Scientific name: Trichilia emetica
Synonyms: Natal Mahogany, Banket Mahogany
The Natal Mahogany is a little known but well-adapted tree for indoor living. It has handsome deep green shiny foliage and a bushy full appearance with a super forgiving nature.
These beautiful houseplants are best of all: locals and are Endemic to KZN where they grow in warm humid conditions, and the soil stays consistently moist, perfect for those of us who tend to overwater, however, they can withstand short bouts of dryness. The Natal Mahogany houseplant also adapts well to a variety of lighting conditions and does quite well in medium to low lighting areas, perfect for that lifeless dark corner in your home or office space.
Toxicity: Considered to be toxic, especially the seed coatings.
- Yellowing foliage and leaf drop: This is an indication of underwatering. Natal Mahogany are extremely thirsty houseplants and prefer consistently moist soil, and struggle to recover from underwatering. It is advised to check your plant’s soil frequently to maintain a good balance and avoid allowing the soil to dry out at all.

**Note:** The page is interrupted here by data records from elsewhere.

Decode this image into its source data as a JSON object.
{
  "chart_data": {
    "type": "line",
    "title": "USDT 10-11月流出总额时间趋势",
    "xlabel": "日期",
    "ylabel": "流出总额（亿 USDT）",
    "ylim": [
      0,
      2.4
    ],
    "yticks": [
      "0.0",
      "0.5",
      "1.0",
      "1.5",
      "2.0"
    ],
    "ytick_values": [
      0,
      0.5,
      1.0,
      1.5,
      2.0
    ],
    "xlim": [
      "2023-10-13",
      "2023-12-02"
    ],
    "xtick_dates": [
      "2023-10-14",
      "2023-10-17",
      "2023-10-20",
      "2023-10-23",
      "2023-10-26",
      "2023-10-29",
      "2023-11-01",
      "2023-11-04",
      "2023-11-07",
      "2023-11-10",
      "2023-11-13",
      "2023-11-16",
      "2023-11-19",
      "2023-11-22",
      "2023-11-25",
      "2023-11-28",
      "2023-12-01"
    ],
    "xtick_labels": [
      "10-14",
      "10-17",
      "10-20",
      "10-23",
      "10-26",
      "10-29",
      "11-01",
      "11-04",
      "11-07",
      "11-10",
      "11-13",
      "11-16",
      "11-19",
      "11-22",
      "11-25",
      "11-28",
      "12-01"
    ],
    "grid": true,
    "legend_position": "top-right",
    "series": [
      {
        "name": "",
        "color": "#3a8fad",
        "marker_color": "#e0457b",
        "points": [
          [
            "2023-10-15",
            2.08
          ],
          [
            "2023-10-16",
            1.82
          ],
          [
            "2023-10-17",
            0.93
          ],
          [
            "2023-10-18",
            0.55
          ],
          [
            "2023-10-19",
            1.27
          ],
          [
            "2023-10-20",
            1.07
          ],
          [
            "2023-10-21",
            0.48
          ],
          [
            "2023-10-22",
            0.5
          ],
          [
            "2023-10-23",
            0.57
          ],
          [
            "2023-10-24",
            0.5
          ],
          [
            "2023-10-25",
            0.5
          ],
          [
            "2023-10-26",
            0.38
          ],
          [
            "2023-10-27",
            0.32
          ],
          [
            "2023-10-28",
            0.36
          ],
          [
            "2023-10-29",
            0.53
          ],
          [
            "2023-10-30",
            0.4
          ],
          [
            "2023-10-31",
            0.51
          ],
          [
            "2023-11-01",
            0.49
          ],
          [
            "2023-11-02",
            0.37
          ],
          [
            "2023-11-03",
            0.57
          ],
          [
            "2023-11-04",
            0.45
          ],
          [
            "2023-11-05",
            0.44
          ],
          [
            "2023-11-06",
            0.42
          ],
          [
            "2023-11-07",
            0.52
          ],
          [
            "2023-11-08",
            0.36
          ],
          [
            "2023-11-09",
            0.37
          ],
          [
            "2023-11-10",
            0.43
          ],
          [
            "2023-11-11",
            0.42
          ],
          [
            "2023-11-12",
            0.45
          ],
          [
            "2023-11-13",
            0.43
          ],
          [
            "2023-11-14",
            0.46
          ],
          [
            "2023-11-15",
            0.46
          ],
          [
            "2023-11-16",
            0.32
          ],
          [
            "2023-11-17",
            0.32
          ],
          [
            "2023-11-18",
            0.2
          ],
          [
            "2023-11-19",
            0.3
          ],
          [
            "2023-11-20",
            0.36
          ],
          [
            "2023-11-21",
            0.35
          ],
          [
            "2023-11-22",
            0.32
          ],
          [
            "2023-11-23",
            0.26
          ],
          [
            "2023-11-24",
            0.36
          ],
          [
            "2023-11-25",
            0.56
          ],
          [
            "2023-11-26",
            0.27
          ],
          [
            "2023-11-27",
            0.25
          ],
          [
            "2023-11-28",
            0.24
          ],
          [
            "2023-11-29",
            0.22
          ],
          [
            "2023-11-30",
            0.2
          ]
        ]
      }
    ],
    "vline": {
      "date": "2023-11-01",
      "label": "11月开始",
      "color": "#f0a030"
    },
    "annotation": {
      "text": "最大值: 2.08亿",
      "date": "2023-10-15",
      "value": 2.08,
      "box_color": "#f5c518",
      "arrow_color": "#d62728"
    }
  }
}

- Crisp foliage and brown scalloped edges: Even though this may be a less likely occurrence, it is, however, a sign of overwatering. Blackening or crisping foliage is a sign that root rot has set in and that your plant is suffering from wet feet. Check that your planter is draining correctly and if any water has accumulated in the planter, to allow it to drain out. Allow the soil to dry slightly and adjust your watering regime.

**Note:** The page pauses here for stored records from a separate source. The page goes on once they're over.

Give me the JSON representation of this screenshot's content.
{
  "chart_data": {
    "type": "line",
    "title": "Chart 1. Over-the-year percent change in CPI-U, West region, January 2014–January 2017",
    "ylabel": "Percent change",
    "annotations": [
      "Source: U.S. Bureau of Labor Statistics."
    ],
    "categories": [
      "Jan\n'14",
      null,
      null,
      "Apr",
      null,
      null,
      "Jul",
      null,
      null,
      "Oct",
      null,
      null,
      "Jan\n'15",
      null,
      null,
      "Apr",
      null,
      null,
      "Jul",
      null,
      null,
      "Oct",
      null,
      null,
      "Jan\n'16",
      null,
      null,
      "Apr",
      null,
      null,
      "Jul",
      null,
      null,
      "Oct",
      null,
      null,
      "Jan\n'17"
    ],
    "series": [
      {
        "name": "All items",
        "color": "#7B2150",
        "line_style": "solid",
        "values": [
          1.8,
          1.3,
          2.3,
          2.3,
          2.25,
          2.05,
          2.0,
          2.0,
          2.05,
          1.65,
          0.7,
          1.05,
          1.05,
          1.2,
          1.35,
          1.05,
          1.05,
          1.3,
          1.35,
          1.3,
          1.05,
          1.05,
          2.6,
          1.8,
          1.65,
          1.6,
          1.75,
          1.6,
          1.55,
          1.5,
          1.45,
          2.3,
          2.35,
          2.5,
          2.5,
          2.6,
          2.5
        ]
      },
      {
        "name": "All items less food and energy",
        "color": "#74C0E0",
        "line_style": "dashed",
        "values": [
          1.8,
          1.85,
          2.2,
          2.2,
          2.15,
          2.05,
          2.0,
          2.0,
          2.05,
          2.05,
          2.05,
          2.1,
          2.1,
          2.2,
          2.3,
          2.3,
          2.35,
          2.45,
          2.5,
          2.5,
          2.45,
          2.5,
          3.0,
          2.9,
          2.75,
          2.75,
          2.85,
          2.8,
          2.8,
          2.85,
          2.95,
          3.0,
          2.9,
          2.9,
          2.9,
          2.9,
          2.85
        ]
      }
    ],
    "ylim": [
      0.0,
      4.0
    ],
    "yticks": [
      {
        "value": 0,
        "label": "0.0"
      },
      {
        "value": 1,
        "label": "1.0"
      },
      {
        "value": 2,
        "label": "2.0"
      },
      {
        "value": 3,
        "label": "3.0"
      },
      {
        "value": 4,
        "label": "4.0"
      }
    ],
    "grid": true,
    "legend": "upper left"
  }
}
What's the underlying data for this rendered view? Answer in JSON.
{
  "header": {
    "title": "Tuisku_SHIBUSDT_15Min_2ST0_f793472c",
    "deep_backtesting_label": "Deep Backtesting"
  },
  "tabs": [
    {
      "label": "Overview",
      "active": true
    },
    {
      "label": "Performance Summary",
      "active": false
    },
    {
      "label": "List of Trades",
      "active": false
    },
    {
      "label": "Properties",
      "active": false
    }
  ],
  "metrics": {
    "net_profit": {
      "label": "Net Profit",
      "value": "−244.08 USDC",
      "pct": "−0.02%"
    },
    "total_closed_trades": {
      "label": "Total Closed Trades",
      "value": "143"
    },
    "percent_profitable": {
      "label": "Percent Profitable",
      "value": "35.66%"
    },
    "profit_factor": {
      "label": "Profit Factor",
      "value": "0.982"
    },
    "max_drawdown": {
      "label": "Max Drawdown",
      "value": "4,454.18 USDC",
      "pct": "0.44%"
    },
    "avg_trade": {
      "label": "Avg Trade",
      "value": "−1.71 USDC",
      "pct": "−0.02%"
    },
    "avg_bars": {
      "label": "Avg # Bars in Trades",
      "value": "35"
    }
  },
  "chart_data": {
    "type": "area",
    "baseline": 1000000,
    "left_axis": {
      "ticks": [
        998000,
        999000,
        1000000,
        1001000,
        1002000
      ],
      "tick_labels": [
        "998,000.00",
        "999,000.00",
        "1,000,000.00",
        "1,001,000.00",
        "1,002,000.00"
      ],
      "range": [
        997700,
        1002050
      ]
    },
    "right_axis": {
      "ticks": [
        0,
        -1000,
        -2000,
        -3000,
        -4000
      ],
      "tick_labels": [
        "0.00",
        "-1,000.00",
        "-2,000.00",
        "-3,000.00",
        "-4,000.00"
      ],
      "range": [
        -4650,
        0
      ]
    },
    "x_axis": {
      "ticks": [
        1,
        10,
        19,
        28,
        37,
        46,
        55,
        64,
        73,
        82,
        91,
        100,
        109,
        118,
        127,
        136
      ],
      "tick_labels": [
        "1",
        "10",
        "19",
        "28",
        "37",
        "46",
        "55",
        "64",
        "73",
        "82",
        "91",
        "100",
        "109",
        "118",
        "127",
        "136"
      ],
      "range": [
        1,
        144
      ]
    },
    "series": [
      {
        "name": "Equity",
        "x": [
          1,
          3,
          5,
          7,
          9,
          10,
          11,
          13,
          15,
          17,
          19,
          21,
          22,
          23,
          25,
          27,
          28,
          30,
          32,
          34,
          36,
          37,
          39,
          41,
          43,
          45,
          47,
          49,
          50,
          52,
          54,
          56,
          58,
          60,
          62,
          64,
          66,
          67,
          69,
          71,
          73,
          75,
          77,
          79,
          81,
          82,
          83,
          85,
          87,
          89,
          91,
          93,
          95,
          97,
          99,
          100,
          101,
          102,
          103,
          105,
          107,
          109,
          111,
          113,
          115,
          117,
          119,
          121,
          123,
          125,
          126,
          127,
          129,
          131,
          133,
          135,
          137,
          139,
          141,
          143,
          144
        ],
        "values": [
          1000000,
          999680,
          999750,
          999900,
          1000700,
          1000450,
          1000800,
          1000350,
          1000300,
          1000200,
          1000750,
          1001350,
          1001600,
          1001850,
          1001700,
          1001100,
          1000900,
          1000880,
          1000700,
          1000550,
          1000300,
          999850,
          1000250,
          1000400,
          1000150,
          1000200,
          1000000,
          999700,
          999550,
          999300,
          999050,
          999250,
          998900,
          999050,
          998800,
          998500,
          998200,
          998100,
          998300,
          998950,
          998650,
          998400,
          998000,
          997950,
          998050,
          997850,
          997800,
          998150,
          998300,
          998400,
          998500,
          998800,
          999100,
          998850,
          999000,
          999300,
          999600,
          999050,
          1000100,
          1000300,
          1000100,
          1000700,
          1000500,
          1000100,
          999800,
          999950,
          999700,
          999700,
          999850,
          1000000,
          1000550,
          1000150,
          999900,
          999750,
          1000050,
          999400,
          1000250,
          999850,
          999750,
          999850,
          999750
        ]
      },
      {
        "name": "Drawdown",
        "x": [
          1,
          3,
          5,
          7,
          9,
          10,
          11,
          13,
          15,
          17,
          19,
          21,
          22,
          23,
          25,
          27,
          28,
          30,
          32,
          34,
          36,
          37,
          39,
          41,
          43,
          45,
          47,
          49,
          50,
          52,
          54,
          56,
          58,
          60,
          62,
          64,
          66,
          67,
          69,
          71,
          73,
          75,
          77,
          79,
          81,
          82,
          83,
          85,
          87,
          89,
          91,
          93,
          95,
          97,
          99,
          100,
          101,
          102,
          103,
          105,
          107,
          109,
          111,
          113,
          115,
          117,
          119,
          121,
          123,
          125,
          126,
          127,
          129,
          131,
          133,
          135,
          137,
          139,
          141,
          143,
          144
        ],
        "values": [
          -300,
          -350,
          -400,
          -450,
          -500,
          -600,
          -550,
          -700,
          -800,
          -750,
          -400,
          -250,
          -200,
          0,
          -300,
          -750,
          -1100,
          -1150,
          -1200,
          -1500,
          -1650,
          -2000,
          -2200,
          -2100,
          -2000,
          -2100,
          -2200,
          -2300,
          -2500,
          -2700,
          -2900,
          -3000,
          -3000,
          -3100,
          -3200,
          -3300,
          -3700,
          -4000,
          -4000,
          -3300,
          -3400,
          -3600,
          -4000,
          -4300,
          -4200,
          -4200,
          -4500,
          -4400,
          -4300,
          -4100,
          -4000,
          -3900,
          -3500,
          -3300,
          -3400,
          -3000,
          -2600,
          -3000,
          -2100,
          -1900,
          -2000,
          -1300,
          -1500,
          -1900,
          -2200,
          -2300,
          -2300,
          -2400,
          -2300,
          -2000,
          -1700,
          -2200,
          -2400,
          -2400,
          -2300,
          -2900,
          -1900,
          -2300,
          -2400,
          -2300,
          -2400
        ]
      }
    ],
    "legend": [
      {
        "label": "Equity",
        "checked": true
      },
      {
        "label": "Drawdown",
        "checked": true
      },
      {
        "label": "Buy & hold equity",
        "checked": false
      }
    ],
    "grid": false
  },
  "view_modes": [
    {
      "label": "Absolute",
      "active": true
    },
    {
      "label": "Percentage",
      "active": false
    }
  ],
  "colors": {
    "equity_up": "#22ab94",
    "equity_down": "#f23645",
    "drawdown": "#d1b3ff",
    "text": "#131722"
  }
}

- Mosaic yellow or green foliage but leaves don’t fall off: This is an indication that your Mahogany is not receiving enough light. Even though these houseplants are tolerant of lower lighting conditions, which is also beneficial in keeping their soil moist, too little light can lead to deterioration of your houseplant. It is preferable to keep your Mahogany in medium lighting conditions and if your plant is showing signs of lack of light, relocate to a slightly brighter position.
- Pale foliage and frequently drying soil: This is usually caused by too much light. Natal Mahogany is usually found within woodlands ae forests where light is often dappled and if exposed to high light can appear pale. Bright light can also cause the soil to dry faster causing the need for frequent watering. However, If the light is not the issue then the soil may be too free draining and it is advised to re-pot your plant into a more moisture-retentive potting medium or to use a self-watering planter.
- Pests: Natal Mahogany are prone to Spider mite and Scale infestations if their optimal growing conditions are not maintained. If you notice pinprick holes or webbing on your foliage, it may mean a Spider mite infestation has set in, it is best to rinse of these pests and spray with a good quality pesticide or miticide and to raise the humidity levels around your houseplant. Scale can be harder to detect as it is usually found on the stems. If scale occurs, try removing as best you can and spray down your plant with a good quality pesticide.
- Origin: South Africa (Kwazulu Natal)
- Height: Can be maintained at 2 - 3 m indoors, outdoors reaches 20m
- Light: Thrives in medium light, will tolerate lower lighting conditions. Avoid direct sun as this will lead to leaf scorch.
- Water: Keep the soil evenly moist but avoid drying out. Can tolerate bouts of overwatering. It is advised to leave some water in the drainage tray if in a brightly lit position, or to use a self watering planter.
- Humidity: Average room humidity is fine.
- Temperature: Ideal temperatures range from 18°C - 26°C.
- Soil: A well-draining, slightly moisture retentive organic potting mix is sufficient.
- Fertilizer: Use a well balanced organic fertilizer once a month during Spring through Summer.
- Pruning: During Spring prune your Natal Mahogany aggressively to kept it full and bushy.
- Repotting: Natal Mahogany generally only need repotting every 18 - 24 months and this should be done during the growing season of Spring. When repotting choose a planter with good drainage that is 5 -10cm larger than the root ball to allow the plant space to grow.
- Propagation: This can be achieved via division. When repotting separate your plant into a few healthy clumps as there are usually more than 1 young Sapling in a planter. Be sure to choose a few plants with healthy leaves to create a full lush plant. Re-pot using your preferred moisture-retentive potting medium. Once new growth forms, your plant has established.